Show that the coefficient of the middle term in the expansion of `(1+x)^(2n)`is equal to the sum of the coefficients of two middle terms in the expansion of `(1+x)^(2n-1)`.

The expansion of `(1+x)^(2n) " contains " (2n +1) " terms and therefore, the " (n+1) ` th term is the middle term.

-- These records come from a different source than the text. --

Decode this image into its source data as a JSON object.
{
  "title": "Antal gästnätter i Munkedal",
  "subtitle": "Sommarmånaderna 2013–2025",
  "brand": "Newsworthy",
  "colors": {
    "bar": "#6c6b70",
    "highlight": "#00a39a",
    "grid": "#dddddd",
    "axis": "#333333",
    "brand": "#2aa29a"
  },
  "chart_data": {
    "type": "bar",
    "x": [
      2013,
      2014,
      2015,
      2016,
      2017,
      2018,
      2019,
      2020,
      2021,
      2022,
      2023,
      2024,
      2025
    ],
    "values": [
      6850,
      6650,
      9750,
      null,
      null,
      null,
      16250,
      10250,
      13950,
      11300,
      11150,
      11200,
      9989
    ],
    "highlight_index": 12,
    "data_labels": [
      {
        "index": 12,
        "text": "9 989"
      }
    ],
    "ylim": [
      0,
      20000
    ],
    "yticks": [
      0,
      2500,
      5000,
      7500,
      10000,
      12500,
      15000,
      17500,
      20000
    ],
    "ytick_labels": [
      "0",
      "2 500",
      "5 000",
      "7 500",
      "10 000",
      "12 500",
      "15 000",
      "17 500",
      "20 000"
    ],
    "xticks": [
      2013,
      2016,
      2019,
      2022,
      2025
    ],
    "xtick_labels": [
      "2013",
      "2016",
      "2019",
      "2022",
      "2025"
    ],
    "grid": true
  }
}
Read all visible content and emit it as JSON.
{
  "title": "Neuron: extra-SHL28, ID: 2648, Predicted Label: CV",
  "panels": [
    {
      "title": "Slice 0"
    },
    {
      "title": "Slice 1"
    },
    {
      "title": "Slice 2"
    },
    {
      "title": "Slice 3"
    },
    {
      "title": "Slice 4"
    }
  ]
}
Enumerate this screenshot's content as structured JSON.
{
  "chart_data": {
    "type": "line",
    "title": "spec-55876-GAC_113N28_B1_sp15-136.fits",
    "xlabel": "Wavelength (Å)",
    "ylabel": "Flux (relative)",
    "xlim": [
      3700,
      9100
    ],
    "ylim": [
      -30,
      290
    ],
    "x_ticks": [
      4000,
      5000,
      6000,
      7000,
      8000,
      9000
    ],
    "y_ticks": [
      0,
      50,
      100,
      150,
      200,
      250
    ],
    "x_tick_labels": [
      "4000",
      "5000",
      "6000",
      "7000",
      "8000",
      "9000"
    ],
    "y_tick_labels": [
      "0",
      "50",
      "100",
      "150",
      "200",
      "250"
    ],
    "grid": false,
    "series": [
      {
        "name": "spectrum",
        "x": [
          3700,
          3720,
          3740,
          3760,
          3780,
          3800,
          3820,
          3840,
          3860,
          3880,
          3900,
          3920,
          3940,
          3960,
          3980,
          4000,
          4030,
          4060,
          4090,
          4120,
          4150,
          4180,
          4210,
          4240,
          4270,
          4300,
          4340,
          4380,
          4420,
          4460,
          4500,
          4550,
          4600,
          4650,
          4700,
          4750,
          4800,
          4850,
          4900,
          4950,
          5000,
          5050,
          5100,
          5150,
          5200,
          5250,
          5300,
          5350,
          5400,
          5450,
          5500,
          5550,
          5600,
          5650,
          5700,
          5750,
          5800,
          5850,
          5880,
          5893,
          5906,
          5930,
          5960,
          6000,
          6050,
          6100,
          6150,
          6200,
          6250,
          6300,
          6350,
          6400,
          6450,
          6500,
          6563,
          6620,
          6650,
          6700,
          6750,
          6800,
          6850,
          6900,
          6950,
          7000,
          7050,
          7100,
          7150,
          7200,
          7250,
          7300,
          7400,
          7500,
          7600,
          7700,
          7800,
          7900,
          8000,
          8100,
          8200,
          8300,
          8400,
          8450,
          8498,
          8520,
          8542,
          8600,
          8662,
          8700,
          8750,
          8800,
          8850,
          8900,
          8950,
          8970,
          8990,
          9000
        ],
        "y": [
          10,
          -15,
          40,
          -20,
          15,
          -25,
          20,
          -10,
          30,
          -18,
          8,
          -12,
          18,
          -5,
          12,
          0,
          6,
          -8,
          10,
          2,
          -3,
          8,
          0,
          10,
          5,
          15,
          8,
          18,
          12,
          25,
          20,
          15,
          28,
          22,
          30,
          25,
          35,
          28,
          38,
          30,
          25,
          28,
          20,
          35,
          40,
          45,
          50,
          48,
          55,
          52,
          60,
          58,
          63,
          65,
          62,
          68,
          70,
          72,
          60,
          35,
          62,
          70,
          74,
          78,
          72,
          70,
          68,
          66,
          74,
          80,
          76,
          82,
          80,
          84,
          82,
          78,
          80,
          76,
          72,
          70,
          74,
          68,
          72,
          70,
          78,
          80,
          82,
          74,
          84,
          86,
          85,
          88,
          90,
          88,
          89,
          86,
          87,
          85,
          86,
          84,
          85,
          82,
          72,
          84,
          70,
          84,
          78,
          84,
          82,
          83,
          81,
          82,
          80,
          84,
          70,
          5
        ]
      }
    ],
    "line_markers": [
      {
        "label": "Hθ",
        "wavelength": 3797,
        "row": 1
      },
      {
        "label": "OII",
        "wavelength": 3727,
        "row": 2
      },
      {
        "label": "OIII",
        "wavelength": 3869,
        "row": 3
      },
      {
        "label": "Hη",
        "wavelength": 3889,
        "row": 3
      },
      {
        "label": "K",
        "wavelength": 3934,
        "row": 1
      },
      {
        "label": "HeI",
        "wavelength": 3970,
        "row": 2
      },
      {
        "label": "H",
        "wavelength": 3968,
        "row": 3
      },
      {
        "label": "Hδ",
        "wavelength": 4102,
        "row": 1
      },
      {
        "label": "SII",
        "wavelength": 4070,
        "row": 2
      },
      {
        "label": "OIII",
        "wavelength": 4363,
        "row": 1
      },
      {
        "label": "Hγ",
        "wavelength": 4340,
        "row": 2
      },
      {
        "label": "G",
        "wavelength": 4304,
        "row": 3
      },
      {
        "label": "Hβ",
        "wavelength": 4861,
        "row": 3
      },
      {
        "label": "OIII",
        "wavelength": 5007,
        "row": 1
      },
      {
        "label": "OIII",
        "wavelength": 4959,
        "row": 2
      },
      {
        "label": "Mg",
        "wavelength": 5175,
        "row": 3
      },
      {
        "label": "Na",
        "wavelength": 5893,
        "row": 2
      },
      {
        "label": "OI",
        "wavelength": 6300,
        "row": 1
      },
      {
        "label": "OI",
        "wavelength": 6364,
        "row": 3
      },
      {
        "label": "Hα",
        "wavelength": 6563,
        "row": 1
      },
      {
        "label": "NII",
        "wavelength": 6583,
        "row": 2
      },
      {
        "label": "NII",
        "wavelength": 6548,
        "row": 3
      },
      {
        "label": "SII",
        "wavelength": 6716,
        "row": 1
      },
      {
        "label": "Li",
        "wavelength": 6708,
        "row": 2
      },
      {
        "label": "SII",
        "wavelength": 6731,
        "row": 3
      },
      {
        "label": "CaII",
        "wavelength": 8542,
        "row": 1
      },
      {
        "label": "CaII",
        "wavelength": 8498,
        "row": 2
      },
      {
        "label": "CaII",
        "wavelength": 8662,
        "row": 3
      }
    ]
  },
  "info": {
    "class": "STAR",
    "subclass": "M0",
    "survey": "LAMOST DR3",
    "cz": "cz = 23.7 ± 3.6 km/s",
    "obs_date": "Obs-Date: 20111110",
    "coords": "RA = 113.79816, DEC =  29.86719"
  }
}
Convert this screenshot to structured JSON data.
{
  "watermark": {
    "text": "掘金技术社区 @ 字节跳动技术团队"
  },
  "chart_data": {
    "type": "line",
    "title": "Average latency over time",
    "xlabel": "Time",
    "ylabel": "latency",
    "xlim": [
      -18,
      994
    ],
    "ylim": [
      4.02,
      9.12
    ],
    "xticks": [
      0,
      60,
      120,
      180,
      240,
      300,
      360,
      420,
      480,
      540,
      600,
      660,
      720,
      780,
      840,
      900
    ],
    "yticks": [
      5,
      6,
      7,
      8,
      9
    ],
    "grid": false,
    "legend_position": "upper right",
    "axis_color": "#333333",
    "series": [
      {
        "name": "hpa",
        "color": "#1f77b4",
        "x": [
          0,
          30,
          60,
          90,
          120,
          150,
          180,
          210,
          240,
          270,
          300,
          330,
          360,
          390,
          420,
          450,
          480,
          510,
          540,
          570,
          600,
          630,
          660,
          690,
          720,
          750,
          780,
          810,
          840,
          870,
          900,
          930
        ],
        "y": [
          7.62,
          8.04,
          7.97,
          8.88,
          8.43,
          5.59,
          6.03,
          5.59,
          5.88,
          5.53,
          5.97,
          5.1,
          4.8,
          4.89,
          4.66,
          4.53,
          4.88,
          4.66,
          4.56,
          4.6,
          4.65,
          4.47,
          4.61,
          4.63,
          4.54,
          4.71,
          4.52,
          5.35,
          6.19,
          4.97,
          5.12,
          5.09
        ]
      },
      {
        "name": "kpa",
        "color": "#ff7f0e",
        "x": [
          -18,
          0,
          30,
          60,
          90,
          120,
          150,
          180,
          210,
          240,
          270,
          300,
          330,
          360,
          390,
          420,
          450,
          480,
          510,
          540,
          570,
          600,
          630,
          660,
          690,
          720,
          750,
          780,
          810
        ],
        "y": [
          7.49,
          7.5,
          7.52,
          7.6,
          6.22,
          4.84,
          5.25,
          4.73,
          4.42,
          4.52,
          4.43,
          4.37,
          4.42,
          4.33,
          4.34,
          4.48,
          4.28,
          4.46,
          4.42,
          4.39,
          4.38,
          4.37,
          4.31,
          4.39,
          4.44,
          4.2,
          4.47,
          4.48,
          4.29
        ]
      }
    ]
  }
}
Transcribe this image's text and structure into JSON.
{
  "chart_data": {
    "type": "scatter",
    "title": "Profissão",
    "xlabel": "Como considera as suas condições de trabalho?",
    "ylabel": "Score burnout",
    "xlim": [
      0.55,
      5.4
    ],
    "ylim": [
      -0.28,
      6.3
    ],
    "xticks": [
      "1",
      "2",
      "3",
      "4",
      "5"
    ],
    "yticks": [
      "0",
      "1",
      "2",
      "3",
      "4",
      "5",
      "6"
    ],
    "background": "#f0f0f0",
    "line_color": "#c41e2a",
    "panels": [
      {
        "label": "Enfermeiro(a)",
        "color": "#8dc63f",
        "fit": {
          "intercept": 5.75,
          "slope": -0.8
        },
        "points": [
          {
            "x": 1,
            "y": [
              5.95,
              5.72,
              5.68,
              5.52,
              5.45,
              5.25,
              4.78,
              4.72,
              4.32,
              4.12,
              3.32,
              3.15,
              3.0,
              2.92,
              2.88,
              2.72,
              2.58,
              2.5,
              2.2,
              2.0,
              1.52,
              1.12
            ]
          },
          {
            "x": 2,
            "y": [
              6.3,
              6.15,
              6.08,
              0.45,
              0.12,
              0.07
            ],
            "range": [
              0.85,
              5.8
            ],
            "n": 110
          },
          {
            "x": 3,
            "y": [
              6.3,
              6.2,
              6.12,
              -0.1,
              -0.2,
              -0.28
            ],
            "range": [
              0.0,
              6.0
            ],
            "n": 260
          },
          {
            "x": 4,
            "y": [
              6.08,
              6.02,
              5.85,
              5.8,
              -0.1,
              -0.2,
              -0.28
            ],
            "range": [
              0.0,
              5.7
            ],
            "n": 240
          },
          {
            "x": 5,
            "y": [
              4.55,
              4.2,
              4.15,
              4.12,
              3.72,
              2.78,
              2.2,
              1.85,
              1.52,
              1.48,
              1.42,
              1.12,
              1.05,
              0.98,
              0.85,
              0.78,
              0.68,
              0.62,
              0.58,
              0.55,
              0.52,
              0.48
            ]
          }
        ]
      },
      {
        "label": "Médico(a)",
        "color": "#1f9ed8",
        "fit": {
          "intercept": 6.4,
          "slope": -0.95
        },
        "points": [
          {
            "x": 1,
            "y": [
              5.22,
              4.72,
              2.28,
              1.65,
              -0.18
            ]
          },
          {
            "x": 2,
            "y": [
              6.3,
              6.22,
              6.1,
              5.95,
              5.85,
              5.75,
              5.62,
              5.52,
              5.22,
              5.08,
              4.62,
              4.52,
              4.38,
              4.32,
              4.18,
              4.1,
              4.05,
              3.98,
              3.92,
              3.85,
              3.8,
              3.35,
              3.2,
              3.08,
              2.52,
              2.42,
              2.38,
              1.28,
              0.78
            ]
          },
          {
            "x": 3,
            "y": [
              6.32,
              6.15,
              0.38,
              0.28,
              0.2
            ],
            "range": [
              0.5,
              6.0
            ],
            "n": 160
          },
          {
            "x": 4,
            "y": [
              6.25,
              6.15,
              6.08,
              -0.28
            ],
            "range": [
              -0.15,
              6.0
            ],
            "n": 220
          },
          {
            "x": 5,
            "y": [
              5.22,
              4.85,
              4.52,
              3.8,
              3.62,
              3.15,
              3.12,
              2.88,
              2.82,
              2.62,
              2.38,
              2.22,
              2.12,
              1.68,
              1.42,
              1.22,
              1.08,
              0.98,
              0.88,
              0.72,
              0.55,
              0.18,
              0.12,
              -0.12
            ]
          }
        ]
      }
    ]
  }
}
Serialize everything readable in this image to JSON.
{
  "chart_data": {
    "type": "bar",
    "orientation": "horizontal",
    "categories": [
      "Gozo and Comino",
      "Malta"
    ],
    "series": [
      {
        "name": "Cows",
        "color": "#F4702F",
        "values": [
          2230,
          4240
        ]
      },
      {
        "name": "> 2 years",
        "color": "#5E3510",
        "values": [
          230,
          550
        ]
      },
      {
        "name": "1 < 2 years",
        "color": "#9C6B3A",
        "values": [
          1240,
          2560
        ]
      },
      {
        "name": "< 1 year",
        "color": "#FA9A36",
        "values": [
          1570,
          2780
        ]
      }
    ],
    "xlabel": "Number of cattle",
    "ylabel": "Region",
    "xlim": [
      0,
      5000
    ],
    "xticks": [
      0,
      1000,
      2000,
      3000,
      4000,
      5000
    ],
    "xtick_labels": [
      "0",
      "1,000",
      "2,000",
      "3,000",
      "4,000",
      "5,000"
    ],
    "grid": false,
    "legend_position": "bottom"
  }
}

`:.` the middle term in the expansion of `(1+x)^(2n)` is given by
`t_(n+1) = .^(2n)C_(n)x^(n) = ((2n)!)/((n!)*(n!)) x^(n) = ((2n)!)/((n!)^(2)) x^(n).`
Thus, the coefficient of the middle term of `(1+x)^(2n) " is "((2n)!)/((n!)^(2)).`
Again , the expansion of `(1+x)^(2n-1)` contains 2n terms.
So, the middle terms are the nth and the `(n+1)` th terms.
Now, `t_(n) = t _((n-1)+1)= .^(2n-1) C_(n-1) x^(n-1) and t_(n+1)= .^(2n-1) C _(n)x^(n).`
` :.` the sum of the coefficients of the middle terms of `(1+x)^(2n-1)`
`=.^(2n-1)C _(n-1) + .^(2n-1) C _(n)`
`=((2n-1)!)/((n-1)! xx (n!)) + ((2n-1)!)/((n!) xx (n-1)!)`
` = ((2 xx(2n-1)! xx n))/((n!) xx n xx (n-1)!)" "` [multiplying num. and denom. by n]
`((2n)* ( 2n-1)!)/((n!)*(n!))=((2n)!)/((n!)^(2))`
= the coefficent of the middle term of `(1+x)^(2n)`.